Let Me Go, Let Me Go, Let Me Go
Working method was to go into the garage (aka The Projects Studio) in the mornings and I would write one song at a time and record it. There are no windows at all in that studio and it is pitch black around the clock. There was a small lamp rigged inside a vintage kickdrum and that eerie thing burning above my head along with sparse candles was the extent of the lighting...with the occasional silent movie projected on the wall. The place screamed doom as far as atmosphere goes and I put myself to the task of writing about what is human about that particular feeling; the concrete and tactile nature of depression and actually writing or working yourself out of that. The payoff is not always worth listening, let alone committing to a release, but in this session I knew I was not going to present these songs to the Magnolia Electric Co. in the first place. It gave me the ability to explore some lyrical themes that simply don't need to be sung in competition with a full band.
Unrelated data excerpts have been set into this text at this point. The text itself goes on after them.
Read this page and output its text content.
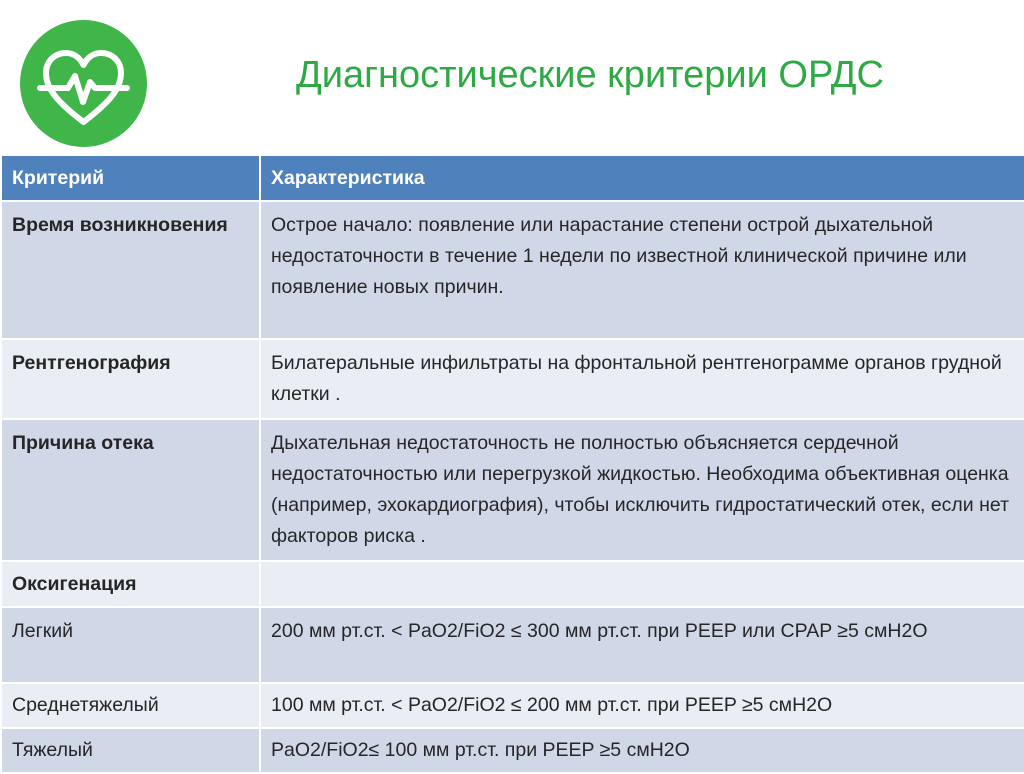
Диагностические критерии ОРДС
Критерий	Характеристика
Время возникновения	Острое начало: появление или нарастание степени острой дыхательной недостаточности в течение 1 недели по известной клинической причине или появление новых причин.
Рентгенография	Билатеральные инфильтраты на фронтальной рентгенограмме органов грудной клетки .
Причина отека	Дыхательная недостаточность не полностью объясняется сердечной недостаточностью или перегрузкой жидкостью. Необходима объективная оценка (например, эхокардиография), чтобы исключить гидростатический отек, если нет факторов риска .
Оксигенация	
Легкий	200 мм рт.ст. < PaO2/FiO2 ≤ 300 мм рт.ст. при PEEP или CPAP ≥5 смН2О
Среднетяжелый	100 мм рт.ст. < PaO2/FiO2 ≤ 200 мм рт.ст. при PEEP ≥5 смН2О
Тяжелый	PaO2/FiO2≤ 100 мм рт.ст. при PEEP ≥5 смН2О
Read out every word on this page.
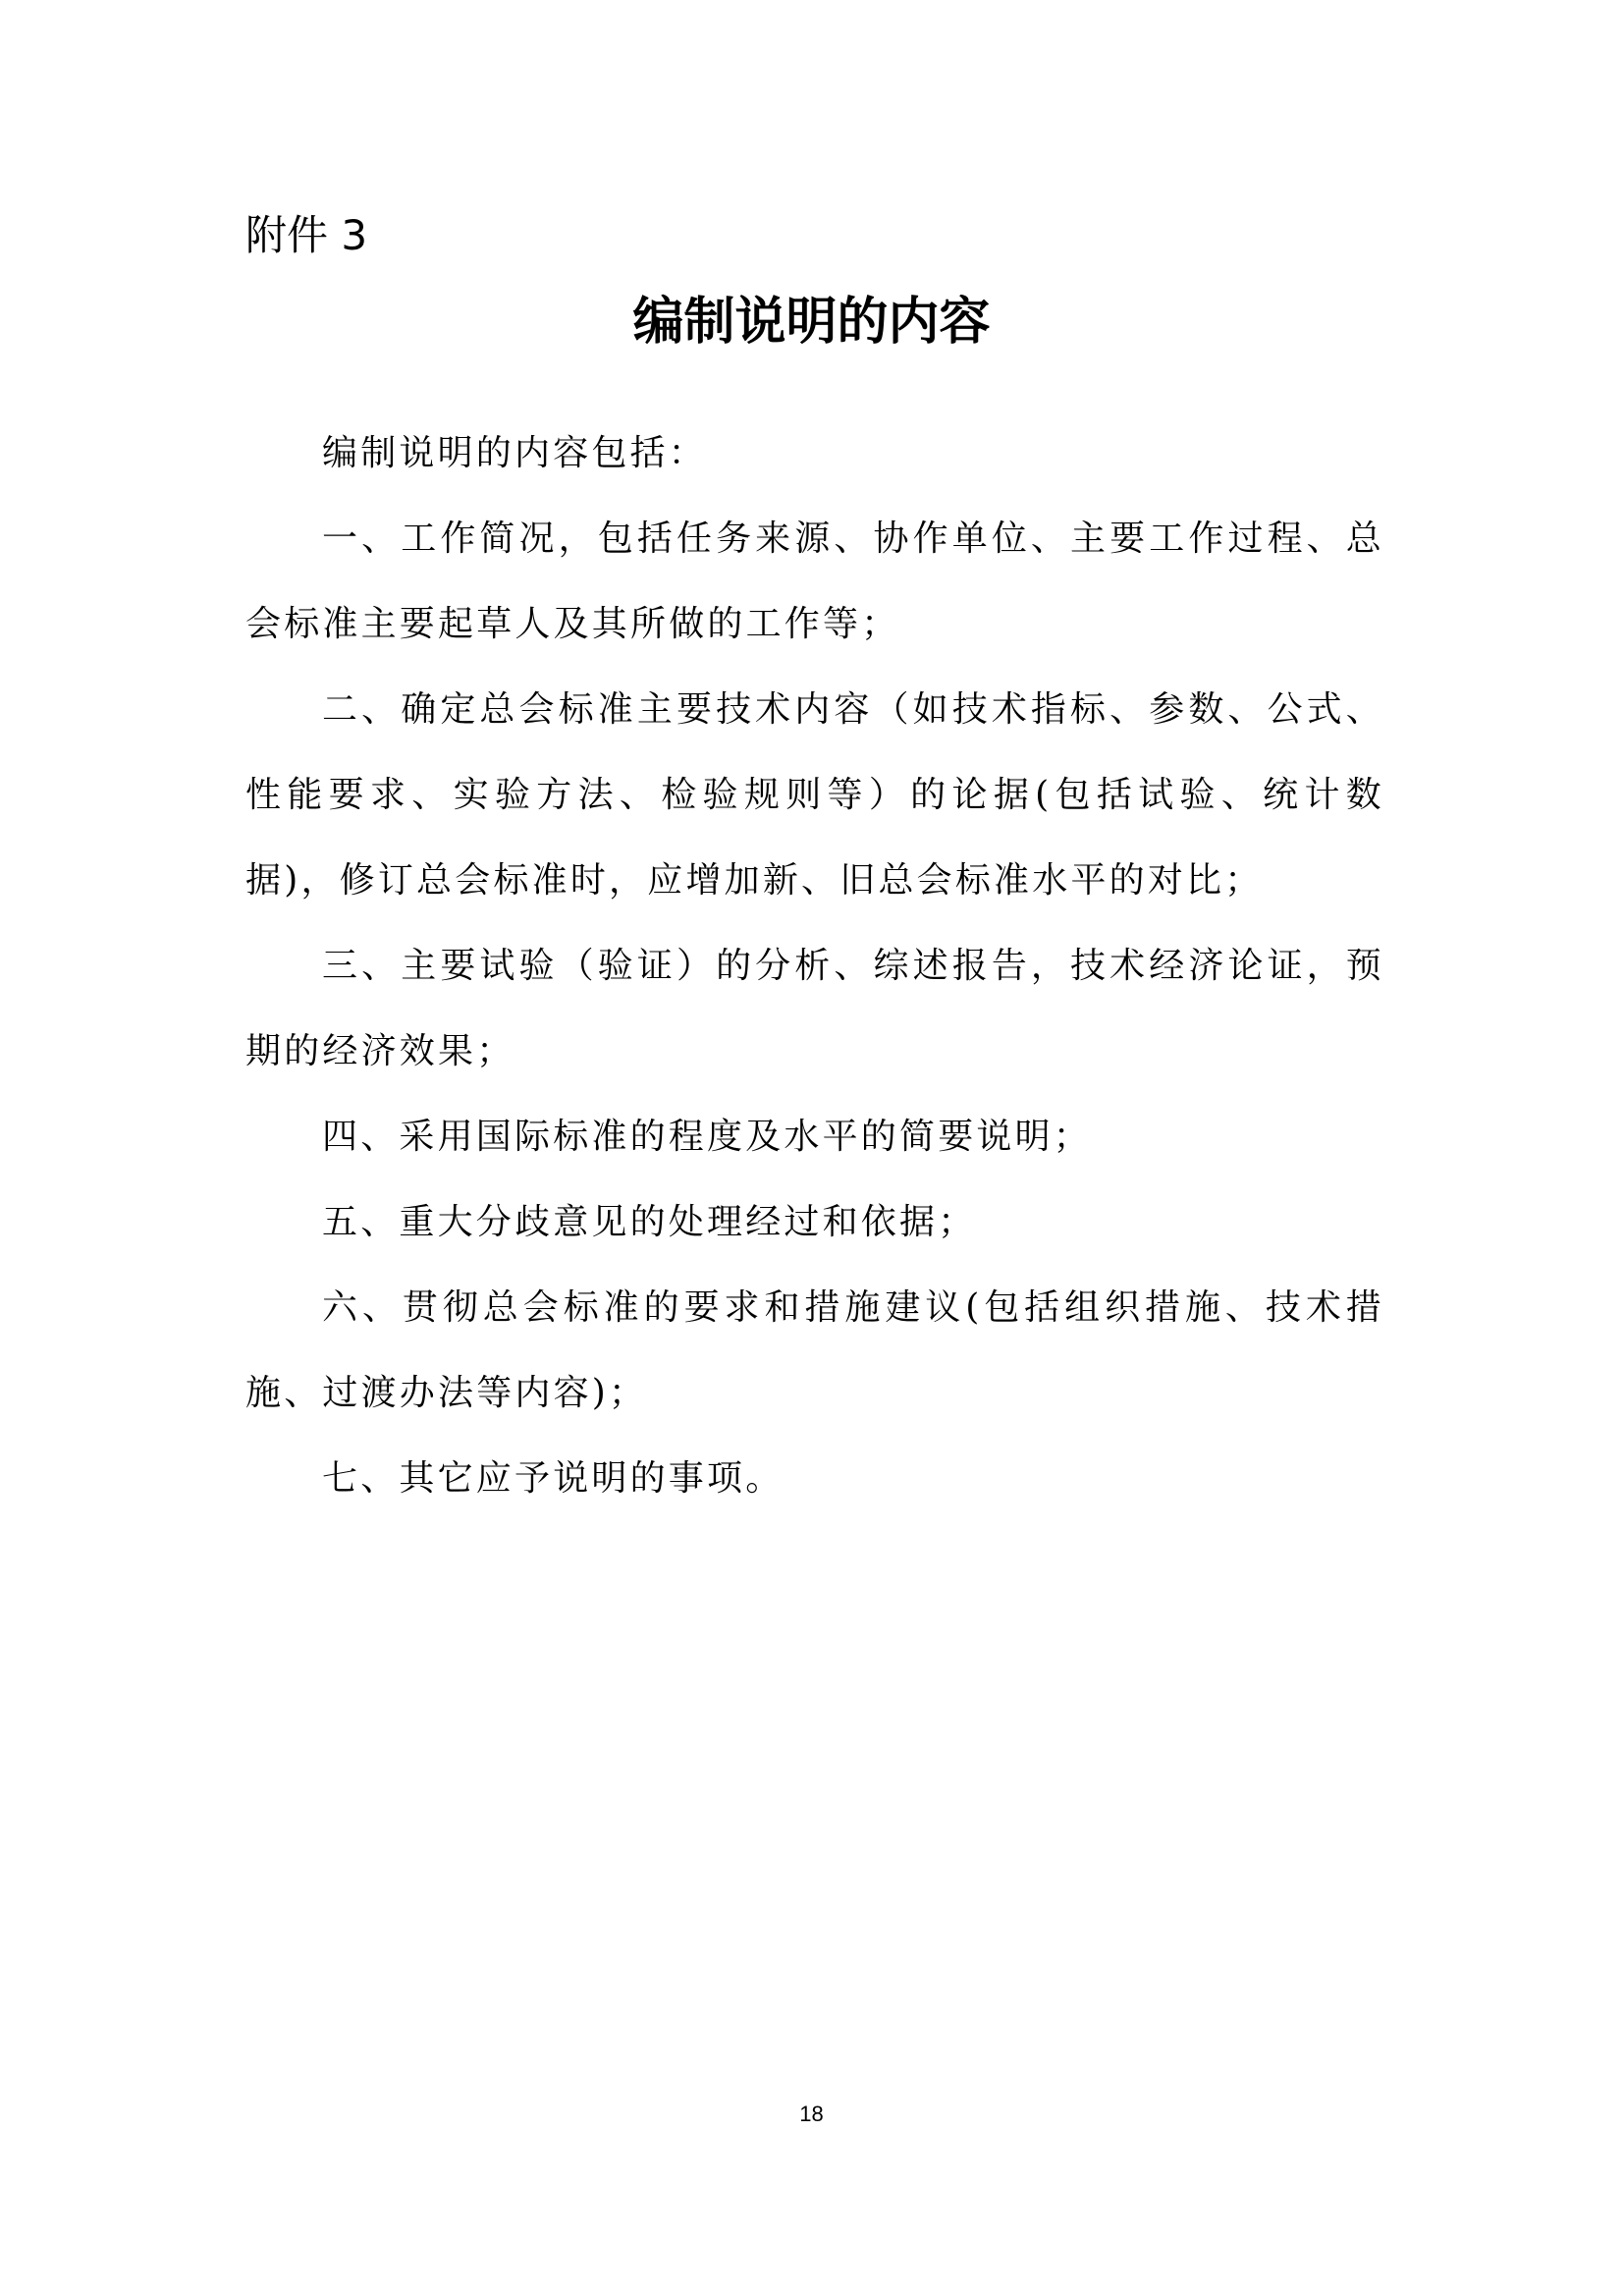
附件 3
编制说明的内容

编制说明的内容包括：

一、工作简况，包括任务来源、协作单位、主要工作过程、总会标准主要起草人及其所做的工作等；

二、确定总会标准主要技术内容（如技术指标、参数、公式、性能要求、实验方法、检验规则等）的论据(包括试验、统计数据)，修订总会标准时，应增加新、旧总会标准水平的对比；

三、主要试验（验证）的分析、综述报告，技术经济论证，预期的经济效果；

四、采用国际标准的程度及水平的简要说明；

五、重大分歧意见的处理经过和依据；

六、贯彻总会标准的要求和措施建议(包括组织措施、技术措施、过渡办法等内容)；

七、其它应予说明的事项。

18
There are many moments of lyrical improvisation, where I was more or less trying to keep as much of my mind focused on things I'd never put into words before and didn't know if I ever would get those moments again. So in a way, these are meditations on depression, waiting, dislocation, separation, doubt, fear, loneliness...the usual from me...but here, if I did not see redemption or even a glimmer of hope, and thought I could put that into lyrics and a simple melody, I allowed that to be the driving force of the song. In the past I would edit these themes out or push them to the sides in favor of a better line technically, or a more anticipated rhyme. This session, in my mind, leads easily into my upcoming projects.
All of this is an attempt to put a serious price on lyrics that are honest not witty, shy but not weak, weary if they are and sad without apology, depression without a fight and depression with a fight.